23.12.23

Elogio de la consolación por la fe

Aunque contribuya vivamente, así he constatado en quienes vivamente lo declaran, lo espiritual no siempre precisa del ingrediente religioso. Concurre con su afán privado, acude sin que se precise la liturgia canónica. Lo habré dicho o lo habré escrito cien veces, pero cada vez que lo pienso, en cuanto caigo en ese detalle paradójico mío de descreimiento y de plenitud, de desasosiego y de armonía, me parece que lo pienso por primera vez. Tal vez, qué voy yo a saber, ame la metafísica. Seré una criatura muy metafísica, tendré esa inclinación hacia lo trascendente, con su pompa del pensamiento, con su blonda del alma. Quién no la tiene, quién no se preocupa de esas cosas. Querría que mi incertidumbre se ocupara de todo lo que con extrema (y dulce también) insistencia me tiene contemplativamente abierto, ofrecido a cualquier arrimo de fe que sobrevenga.
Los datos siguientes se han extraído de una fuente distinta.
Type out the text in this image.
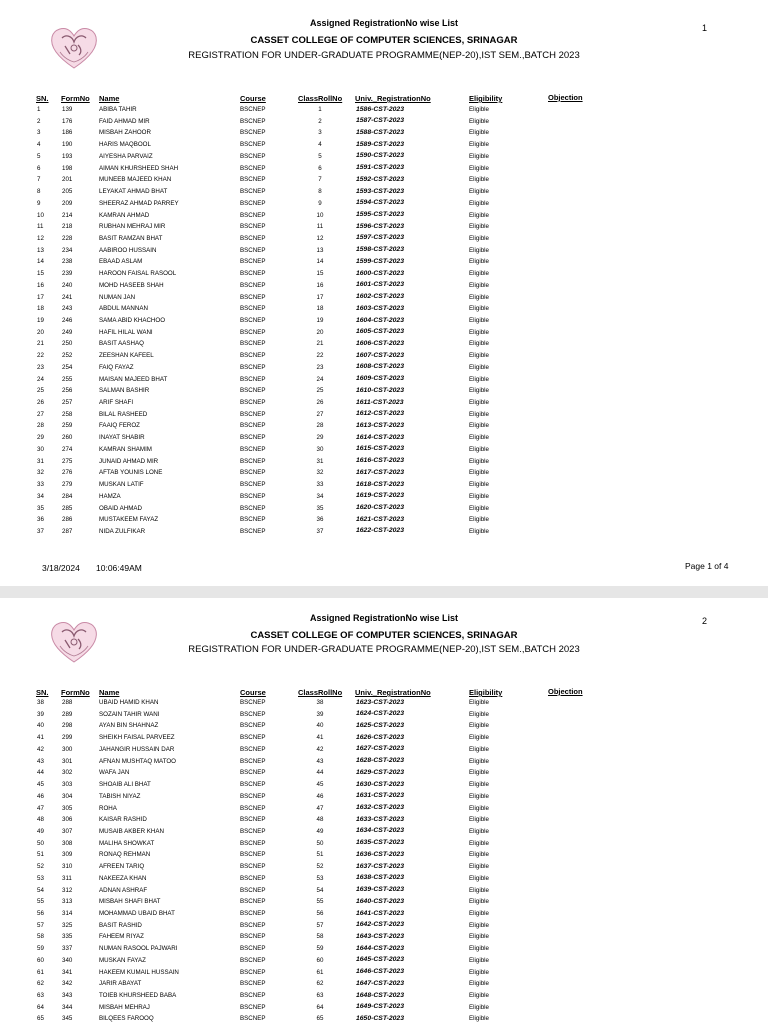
Assigned RegistrationNo wise List	1
CASSET COLLEGE OF COMPUTER SCIENCES, SRINAGAR
REGISTRATION FOR UNDER-GRADUATE PROGRAMME(NEP-20),IST SEM.,BATCH 2023
SN. FormNo Name	Course	ClassRollNo Univ._RegistrationNo	Eligibility	Objection
1	139	ABIBA TAHIR	BSCNEP	1	1586-CST-2023	Eligible
2	176	FAID AHMAD MIR	BSCNEP	2	1587-CST-2023	Eligible
3	186	MISBAH ZAHOOR	BSCNEP	3	1588-CST-2023	Eligible
4	190	HARIS MAQBOOL	BSCNEP	4	1589-CST-2023	Eligible
5	193	AIYESHA PARVAIZ	BSCNEP	5	1590-CST-2023	Eligible
6	198	AIMAN KHURSHEED SHAH	BSCNEP	6	1591-CST-2023	Eligible
7	201	MUNEEB MAJEED KHAN	BSCNEP	7	1592-CST-2023	Eligible
8	205	LEYAKAT AHMAD BHAT	BSCNEP	8	1593-CST-2023	Eligible
9	209	SHEERAZ AHMAD PARREY	BSCNEP	9	1594-CST-2023	Eligible
10	214	KAMRAN AHMAD	BSCNEP	10	1595-CST-2023	Eligible
11	218	RUBHAN MEHRAJ MIR	BSCNEP	11	1596-CST-2023	Eligible
12	228	BASIT RAMZAN BHAT	BSCNEP	12	1597-CST-2023	Eligible
13	234	AABIROO HUSSAIN	BSCNEP	13	1598-CST-2023	Eligible
14	238	EBAAD ASLAM	BSCNEP	14	1599-CST-2023	Eligible
15	239	HAROON FAISAL RASOOL	BSCNEP	15	1600-CST-2023	Eligible
16	240	MOHD HASEEB SHAH	BSCNEP	16	1601-CST-2023	Eligible
17	241	NUMAN JAN	BSCNEP	17	1602-CST-2023	Eligible
18	243	ABDUL MANNAN	BSCNEP	18	1603-CST-2023	Eligible
19	246	SAMA ABID KHACHOO	BSCNEP	19	1604-CST-2023	Eligible
20	249	HAFIL HILAL WANI	BSCNEP	20	1605-CST-2023	Eligible
21	250	BASIT AASHAQ	BSCNEP	21	1606-CST-2023	Eligible
22	252	ZEESHAN KAFEEL	BSCNEP	22	1607-CST-2023	Eligible
23	254	FAIQ FAYAZ	BSCNEP	23	1608-CST-2023	Eligible
24	255	MAISAN MAJEED BHAT	BSCNEP	24	1609-CST-2023	Eligible
25	256	SALMAN BASHIR	BSCNEP	25	1610-CST-2023	Eligible
26	257	ARIF SHAFI	BSCNEP	26	1611-CST-2023	Eligible
27	258	BILAL RASHEED	BSCNEP	27	1612-CST-2023	Eligible
28	259	FAAIQ FEROZ	BSCNEP	28	1613-CST-2023	Eligible
29	260	INAYAT SHABIR	BSCNEP	29	1614-CST-2023	Eligible
30	274	KAMRAN SHAMIM	BSCNEP	30	1615-CST-2023	Eligible
31	275	JUNAID AHMAD MIR	BSCNEP	31	1616-CST-2023	Eligible
32	276	AFTAB YOUNIS LONE	BSCNEP	32	1617-CST-2023	Eligible
33	279	MUSKAN LATIF	BSCNEP	33	1618-CST-2023	Eligible
34	284	HAMZA	BSCNEP	34	1619-CST-2023	Eligible
35	285	OBAID AHMAD	BSCNEP	35	1620-CST-2023	Eligible
36	286	MUSTAKEEM FAYAZ	BSCNEP	36	1621-CST-2023	Eligible
37	287	NIDA ZULFIKAR	BSCNEP	37	1622-CST-2023	Eligible
3/18/2024 10:06:49AM	Page 1 of 4
Assigned RegistrationNo wise List	2
CASSET COLLEGE OF COMPUTER SCIENCES, SRINAGAR
REGISTRATION FOR UNDER-GRADUATE PROGRAMME(NEP-20),IST SEM.,BATCH 2023
SN. FormNo Name	Course	ClassRollNo Univ._RegistrationNo	Eligibility	Objection
38	288	UBAID HAMID KHAN	BSCNEP	38	1623-CST-2023	Eligible
39	289	SOZAIN TAHIR WANI	BSCNEP	39	1624-CST-2023	Eligible
40	298	AYAN BIN SHAHNAZ	BSCNEP	40	1625-CST-2023	Eligible
41	299	SHEIKH FAISAL PARVEEZ	BSCNEP	41	1626-CST-2023	Eligible
42	300	JAHANGIR HUSSAIN DAR	BSCNEP	42	1627-CST-2023	Eligible
43	301	AFNAN MUSHTAQ MATOO	BSCNEP	43	1628-CST-2023	Eligible
44	302	WAFA JAN	BSCNEP	44	1629-CST-2023	Eligible
45	303	SHOAIB ALI BHAT	BSCNEP	45	1630-CST-2023	Eligible
46	304	TABISH NIYAZ	BSCNEP	46	1631-CST-2023	Eligible
47	305	ROHA	BSCNEP	47	1632-CST-2023	Eligible
48	306	KAISAR RASHID	BSCNEP	48	1633-CST-2023	Eligible
49	307	MUSAIB AKBER KHAN	BSCNEP	49	1634-CST-2023	Eligible
50	308	MALIHA SHOWKAT	BSCNEP	50	1635-CST-2023	Eligible
51	309	RONAQ REHMAN	BSCNEP	51	1636-CST-2023	Eligible
52	310	AFREEN TARIQ	BSCNEP	52	1637-CST-2023	Eligible
53	311	NAKEEZA KHAN	BSCNEP	53	1638-CST-2023	Eligible
54	312	ADNAN ASHRAF	BSCNEP	54	1639-CST-2023	Eligible
55	313	MISBAH SHAFI BHAT	BSCNEP	55	1640-CST-2023	Eligible
56	314	MOHAMMAD UBAID BHAT	BSCNEP	56	1641-CST-2023	Eligible
57	325	BASIT RASHID	BSCNEP	57	1642-CST-2023	Eligible
58	335	FAHEEM RIYAZ	BSCNEP	58	1643-CST-2023	Eligible
59	337	NUMAN RASOOL PAJWARI	BSCNEP	59	1644-CST-2023	Eligible
60	340	MUSKAN FAYAZ	BSCNEP	60	1645-CST-2023	Eligible
61	341	HAKEEM KUMAIL HUSSAIN	BSCNEP	61	1646-CST-2023	Eligible
62	342	JARIR ABAYAT	BSCNEP	62	1647-CST-2023	Eligible
63	343	TOIEB KHURSHEED BABA	BSCNEP	63	1648-CST-2023	Eligible
64	344	MISBAH MEHRAJ	BSCNEP	64	1649-CST-2023	Eligible
65	345	BILQEES FAROOQ	BSCNEP	65	1650-CST-2023	Eligible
Y, aun así, qué delirio el abrigarme de perpleja convalecencia, de puro escrutinio de mi voz anhelando las voces, de claridad en la estancia de lo oscuro. Hasta de distancia cuando lo que se impone es la lejanía. Se está bien en la duda. Hace que todo fluya con más alegre ánimo. Consuela la fe (eso dicen los creyentes) y también (así será) su hermoso anhelo. Fe será de igual modo, tentativas de creer, goce en lo ignoto. Aún así, no es el solsticio de invierno lo que celebramos estos días sino la Navidad. Eso quiere declarar yo ahora.